Viaggio&Psiche: ..perchè il nostro cervello preferisce il mare all’autostrada?
Il titolo di questo articolo apparso qualche tempo fa sulla rivista “Psicologia contemporanea” mi ha portato a documentarmi sul ruolo e le funzioni deputate al cervello e sulla relazione tra questo e il nostro grado di benessere, anche relativamente ad una vacanza. Il nostro cervello è regolato sia geneticamente, sia dall’ambiente e dall’esperienza, inoltre la capacità di sincronizzazione (attività elettrica cerebrale alla frequenza di 40 Hz) di zone cerebrali anche distanti, sembra permettere l’unificazione di modalità differenti di percezione, categorizzazioni, ecc. In seguito a una specifica ricerca guidata dal dottor Michael Hunter, dello Sheffield Cognition and Neuroimaging Laboratory (SCANLab) dell’Academic Clinical Psychiatry dell’University of Sheffield’s Department of Neuroscience, condotta con l’aiuto di ricercatori tedeschi ed inglesi e poi pubblicata sulla rivista NeuroImage , si arriva a spiegare il perché osservare un paesaggio naturale sia più piacevole ed induca ad una condizione di tranquillità interiore, mentre essere esposti a una scena caos cittadino, o un’autostrada con rumori di traffico correlato, attivi un vero e proprio stato di agitazione. Utilizzando la tecnica del neuroimaging e uno scanning, tipici della Risonanza mangnetica funzionale, si è notato che nel primo caso si genera una connessione tra aree distanti del cervello che lavorano così in sincronia; nel secondo caso l’attività delle varie aree cerebrali si disconnette e, quindi, il cervello non riesce a operare in maniera sincronizzata. Il test prevedeva, infatti, di sottoporre un gruppo di volontari a scene differenti, come appunto un paesaggio marino o una strada molto trafficata.
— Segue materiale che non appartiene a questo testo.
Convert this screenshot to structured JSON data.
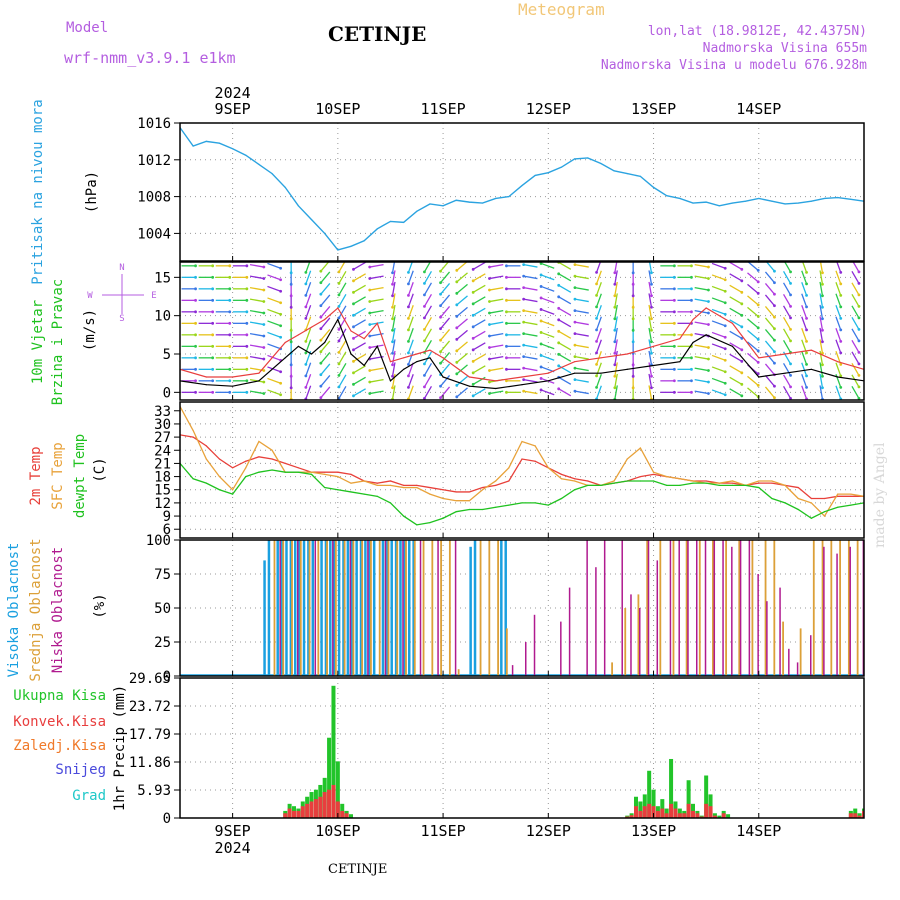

Ci si è posti subito la domanda se fosse il rumore della risacca o quello del traffico a fare la differenza, ma i risultati lo hanno escluso perchè all’esame, entrambi i rumori producono onde molto simili. Allora ci si è concentrati sulla pura stimolazione visiva e si è notato che i paesaggi naturali generano un aumento di connessione tra la corteccia uditiva e la corteccia prefrontale mediale “che è ritenuta importante per le funzioni di valutazione affettiva e motivazionale e per le decisioni collegate alla socialità. La connessione risultava aumentata anche con altre aree, come la corteccia temporoparietale e il talamo. Al contrario, l’esposizione alle scene dell’autostrada congestionata da macchine e camion, tendeva a interrompere queste connessioni” e aveva l’effetto di ostacolare anche le connessioni tra le diverse aree cerebrali. Il dott. Hunter è giunto quindi a questa conclusione: “le persone sperimentano la condizione di tranquillità come uno stato di calma e tendenza alla riflessione, che ha un effetto di ristoro se comparato agli effetti stressanti della condizione di continua attenzione stimolata dalla vita di tutti i giorni. È ben conosciuta l’induzione di sentimenti di tranquillità da parte dell’ambiente naturale, mentre l’ambiente urbano derivante dall’azione umana viene normalmente percepito come non tranquillo. Nella nostra ricerca volevamo capire come lavora il cervello nel momento in cui esperisce un ambiente naturale, misurando così la sua esperienza di tranquillità”. Già in precedenza diversi studi sulla sincronizzazione delle aree cerebrali, intesi come possibili fattori di benessere esistenziale, avevano dimostrato come questo si manifestasse quando il cervello è a riposo “e noi lasciamo vagare il nostro sguardo e i nostri pensieri”. Da tutto questo deriva la necessità di vivere in case e spazii aperti che attivino modalità di funzionamento positive ed appaganti per il genere umano. Un ritorno alla natura che sempre più spesso viene auspicato da urbanisti e architetti, ma che ancora in pochi stanno davvero realizzando.